Я целую сыночка, я вою по бабьи.
Прижимаю. Ласкаю. Я голову глажу,
его тельце обвив по-синичьи, лебяжьи.
Ничего, ничего, всё поправим, любимый,
а глаза мои ест соль горячего дыма.
Иногда на луну выть мне хочется… Я же
в Спас молюсь. В Спас крещусь. Становлюсь всё отважней.
Не хочу я искать ни вины, ни обиды.
У других ещё хуже, сложней – плазмоциды,
у других ещё хуже – рак, немощь и спиды.
– Доктор, доктор, скажите… Стучусь, как синица.
Становлюсь словно ток, что по венам искрится,
двести двадцать во мне, что помножено болью.
А я мать – прирастаю своею любовью.
Если жизнь я смогла перелить свою в сына,
значит, больше смогу.
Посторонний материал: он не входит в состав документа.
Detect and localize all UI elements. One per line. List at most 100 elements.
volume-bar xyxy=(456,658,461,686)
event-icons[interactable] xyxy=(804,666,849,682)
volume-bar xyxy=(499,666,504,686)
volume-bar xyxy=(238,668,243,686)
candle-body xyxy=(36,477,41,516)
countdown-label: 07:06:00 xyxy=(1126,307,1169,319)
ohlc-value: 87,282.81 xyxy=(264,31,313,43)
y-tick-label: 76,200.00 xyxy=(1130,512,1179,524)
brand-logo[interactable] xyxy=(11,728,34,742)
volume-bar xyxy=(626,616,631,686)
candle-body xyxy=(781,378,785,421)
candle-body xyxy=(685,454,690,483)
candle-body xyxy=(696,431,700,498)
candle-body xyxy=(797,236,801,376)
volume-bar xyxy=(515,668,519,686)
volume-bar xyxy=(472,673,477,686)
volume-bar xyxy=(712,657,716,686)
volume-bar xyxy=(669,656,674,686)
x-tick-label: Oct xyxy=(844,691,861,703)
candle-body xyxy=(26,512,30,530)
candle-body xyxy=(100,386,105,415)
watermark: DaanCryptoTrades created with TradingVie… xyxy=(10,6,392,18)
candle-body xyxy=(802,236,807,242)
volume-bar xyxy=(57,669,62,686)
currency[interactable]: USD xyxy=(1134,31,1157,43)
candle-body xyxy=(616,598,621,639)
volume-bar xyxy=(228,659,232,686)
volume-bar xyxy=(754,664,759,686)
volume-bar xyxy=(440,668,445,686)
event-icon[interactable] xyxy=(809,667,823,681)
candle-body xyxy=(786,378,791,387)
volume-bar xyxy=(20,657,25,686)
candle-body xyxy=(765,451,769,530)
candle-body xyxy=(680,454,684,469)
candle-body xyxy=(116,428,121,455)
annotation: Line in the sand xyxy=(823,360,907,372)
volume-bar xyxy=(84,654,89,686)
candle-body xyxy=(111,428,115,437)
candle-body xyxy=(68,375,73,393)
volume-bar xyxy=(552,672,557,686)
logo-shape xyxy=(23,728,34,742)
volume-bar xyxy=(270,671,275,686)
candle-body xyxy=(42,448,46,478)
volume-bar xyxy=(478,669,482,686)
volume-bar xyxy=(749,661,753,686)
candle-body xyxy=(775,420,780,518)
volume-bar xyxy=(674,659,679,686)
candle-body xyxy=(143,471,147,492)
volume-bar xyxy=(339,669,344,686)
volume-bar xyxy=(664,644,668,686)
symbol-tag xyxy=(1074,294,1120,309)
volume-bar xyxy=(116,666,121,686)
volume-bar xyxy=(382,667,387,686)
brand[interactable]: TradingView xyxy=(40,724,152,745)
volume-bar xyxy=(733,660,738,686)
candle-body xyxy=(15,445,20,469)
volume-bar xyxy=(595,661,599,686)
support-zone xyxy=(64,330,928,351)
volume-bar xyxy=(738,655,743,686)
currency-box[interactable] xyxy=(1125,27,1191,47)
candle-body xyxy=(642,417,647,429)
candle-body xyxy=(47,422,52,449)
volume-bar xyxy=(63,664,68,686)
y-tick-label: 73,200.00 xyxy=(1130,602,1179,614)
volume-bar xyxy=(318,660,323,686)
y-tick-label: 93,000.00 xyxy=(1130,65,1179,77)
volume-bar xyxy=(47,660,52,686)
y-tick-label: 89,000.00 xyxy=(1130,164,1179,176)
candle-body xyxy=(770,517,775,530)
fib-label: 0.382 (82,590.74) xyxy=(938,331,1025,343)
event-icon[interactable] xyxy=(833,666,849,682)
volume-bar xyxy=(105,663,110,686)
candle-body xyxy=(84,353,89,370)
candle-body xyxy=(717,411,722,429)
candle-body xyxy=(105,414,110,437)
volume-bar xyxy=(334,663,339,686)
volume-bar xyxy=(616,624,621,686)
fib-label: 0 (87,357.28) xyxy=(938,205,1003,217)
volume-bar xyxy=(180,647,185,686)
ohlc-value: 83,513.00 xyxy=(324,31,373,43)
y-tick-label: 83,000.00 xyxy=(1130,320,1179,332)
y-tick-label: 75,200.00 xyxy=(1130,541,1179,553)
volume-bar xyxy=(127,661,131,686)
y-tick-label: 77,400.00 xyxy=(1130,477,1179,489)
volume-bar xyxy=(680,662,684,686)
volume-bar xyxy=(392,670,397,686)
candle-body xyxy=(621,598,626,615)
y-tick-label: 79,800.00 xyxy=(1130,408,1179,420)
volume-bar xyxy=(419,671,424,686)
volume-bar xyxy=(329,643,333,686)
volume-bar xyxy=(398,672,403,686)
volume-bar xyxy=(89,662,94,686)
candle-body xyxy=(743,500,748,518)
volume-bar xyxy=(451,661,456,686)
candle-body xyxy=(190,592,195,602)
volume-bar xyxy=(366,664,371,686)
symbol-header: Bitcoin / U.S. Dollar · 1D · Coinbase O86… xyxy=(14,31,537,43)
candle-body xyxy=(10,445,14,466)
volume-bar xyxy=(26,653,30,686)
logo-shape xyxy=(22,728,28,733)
Ибо связь – пуповинна!
И кометой взовьюсь в Галилеевой пасти!
Стану пеплом у сердца, как в песне, Клаасней.
Сорок неб изгрызу. И созвездий полярных.
Помоги ему, Господи небесноманный!
Из невзгод всех достань сына да
из напастей…
***
Родина! Дай мне радость за тебя умереть,
как Мозговой, как Захарченко, Космодемьянская Зоя,
маленьким семечком, зёрнышком лечь в тебя на заре
в сцепление трав, корешков, глин – в правильное такое.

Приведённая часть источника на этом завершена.